If you’re lucky enough to own a small business in a walkable, pedestrian-occupied part of town, getting involved in community Halloween events is a great way to get your brand seen and interact with potential customers.
But the benefits reach far beyond the participating businesses; customers love them, too. Parents often prefer these organized, contained events, often called “trunk or treat,” as a safer alternative to traditional trick or treating.
Costumed kids can collect candy or other knickknacks from small businesses as they stroll down a well-lit, populated street, with parents not far behind. These events also tend to include costume contests, pumpkin decorating, haunted house tours and other activities that both parents, children and other townspeople can enjoy.

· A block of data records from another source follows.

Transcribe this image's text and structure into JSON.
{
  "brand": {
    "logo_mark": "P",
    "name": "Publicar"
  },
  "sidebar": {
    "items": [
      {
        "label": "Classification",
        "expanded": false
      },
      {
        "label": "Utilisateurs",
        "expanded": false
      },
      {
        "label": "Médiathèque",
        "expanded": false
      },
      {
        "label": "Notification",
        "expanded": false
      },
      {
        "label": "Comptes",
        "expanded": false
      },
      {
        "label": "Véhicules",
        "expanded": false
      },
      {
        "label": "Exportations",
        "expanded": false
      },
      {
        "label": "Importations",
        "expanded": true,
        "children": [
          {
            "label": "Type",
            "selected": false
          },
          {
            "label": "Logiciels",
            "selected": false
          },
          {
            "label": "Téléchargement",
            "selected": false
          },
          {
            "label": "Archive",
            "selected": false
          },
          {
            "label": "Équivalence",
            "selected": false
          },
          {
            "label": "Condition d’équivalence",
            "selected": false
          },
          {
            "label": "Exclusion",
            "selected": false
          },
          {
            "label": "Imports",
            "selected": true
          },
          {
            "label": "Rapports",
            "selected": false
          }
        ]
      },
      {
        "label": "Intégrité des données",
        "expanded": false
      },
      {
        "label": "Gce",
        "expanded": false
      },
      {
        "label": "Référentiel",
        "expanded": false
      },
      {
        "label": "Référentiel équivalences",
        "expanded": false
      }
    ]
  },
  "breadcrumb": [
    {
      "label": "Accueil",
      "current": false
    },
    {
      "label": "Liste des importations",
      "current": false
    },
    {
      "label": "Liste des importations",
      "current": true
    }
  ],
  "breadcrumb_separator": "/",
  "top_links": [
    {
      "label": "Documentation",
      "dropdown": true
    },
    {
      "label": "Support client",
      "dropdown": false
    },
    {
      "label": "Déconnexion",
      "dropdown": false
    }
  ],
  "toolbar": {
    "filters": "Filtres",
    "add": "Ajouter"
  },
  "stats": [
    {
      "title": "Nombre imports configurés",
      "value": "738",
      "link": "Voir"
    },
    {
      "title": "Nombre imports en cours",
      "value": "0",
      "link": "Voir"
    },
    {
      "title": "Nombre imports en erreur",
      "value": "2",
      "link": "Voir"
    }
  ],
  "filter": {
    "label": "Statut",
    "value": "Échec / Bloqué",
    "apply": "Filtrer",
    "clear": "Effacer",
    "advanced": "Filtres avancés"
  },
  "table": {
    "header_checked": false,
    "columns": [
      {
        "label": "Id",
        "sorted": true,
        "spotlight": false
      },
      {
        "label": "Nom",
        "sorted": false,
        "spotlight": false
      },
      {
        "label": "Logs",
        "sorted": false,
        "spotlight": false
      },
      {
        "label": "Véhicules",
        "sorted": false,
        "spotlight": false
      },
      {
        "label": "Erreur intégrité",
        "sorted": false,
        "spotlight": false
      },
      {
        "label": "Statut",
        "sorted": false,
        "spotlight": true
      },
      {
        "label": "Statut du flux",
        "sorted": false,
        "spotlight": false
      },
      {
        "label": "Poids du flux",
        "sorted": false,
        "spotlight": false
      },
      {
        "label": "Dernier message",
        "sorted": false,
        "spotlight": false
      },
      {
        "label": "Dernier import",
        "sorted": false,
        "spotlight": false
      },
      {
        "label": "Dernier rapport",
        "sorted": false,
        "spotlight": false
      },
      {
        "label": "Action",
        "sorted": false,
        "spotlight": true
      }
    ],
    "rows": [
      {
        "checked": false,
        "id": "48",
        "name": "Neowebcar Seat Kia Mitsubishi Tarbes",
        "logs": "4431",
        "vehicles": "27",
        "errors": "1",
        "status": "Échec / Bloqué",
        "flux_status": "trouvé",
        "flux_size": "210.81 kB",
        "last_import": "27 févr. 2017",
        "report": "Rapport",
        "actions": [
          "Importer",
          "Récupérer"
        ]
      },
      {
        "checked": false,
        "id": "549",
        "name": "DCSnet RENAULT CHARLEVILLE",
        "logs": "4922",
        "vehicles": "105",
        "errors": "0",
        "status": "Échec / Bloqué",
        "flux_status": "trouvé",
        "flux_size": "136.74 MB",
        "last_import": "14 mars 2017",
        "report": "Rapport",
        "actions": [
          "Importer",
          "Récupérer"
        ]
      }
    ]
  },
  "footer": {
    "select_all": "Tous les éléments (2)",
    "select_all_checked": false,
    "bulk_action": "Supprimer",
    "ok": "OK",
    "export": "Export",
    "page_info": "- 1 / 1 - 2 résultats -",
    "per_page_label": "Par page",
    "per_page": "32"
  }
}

But all this fun and games does take a little planning and forethought. If your city or town doesn’t already have a trick-or-treat or Halloween-inspired event, you might consider organizing one yourself. Here’s how:
1. Gauge participation and interest
Contact other small businesses that line the street or block where you’d like to hold the event. Ask them if they’d be interested in participating in an event like this. From there you’ll get a rough idea of the scope of your event and how many people will be involved.
2. Start planning early
Many community Halloween events do not take place on the exact date of Halloween. That’s because most families want the opportunity to participate in both your event and their neighborhood’s already scheduled trick or treat (also known as Beggar’s Night). So don’t wait until a month or two before the date to start planning, in case you have to hold the event several weeks before Halloween.
3. Make it a fundraiser
Rieva Lesonsky, CEO and president of GrowBiz Media, said adding a fundraising component to your event offers participants another compelling reason to get involved.
“Offer customers treats in return for ‘treating’ those in need by bringing in canned goods, gently used toys or clothing, or whatever the local charity of your choice is looking for,” she said.
4. Get the word out in advance
Email marketing, press release, social media blasts … whatever you can do to trumpet your event to the community, now’s the time to do it. Ideally, the publicity will land you on one of those “What to do for Halloween” lists that local media outlets compile that are being published right about now.
5. Assign tasks or donations
Use a task-organizing app like SignUp Genius to list tasks, donations, volunteers and other items needed for the event, including people to man activity tables (perhaps one of your artsy colleagues can run a pumpkin decorating table) and people to bring candy or snacks to hand out. Participants can check off which tasks they’re willing to take on, and you get a pat on the back as a master delegator.
6. Get with the Chamber
If you’re not already in touch with the Chamber of Commerce in your business’s location, give them a call and tell them what you’re planning. You might need to get a permit from your city to hold the event; you might need police to direct traffic; you might need help with advertising or marketing materials. Your Chamber can help with that, and more.
7. Make activities relevant to your business
If you hold a contest prior to the event, announce the winners at the event.
“A pet store could hold a best pet costume contest; an interior decorator can have a contest for the most elaborate home or front door decor; a craft store could hold a poster-coloring contest for kids,” Lesonsky said.
8. Don’t forget to dress up your shop
And encourage other small businesses to do so, too.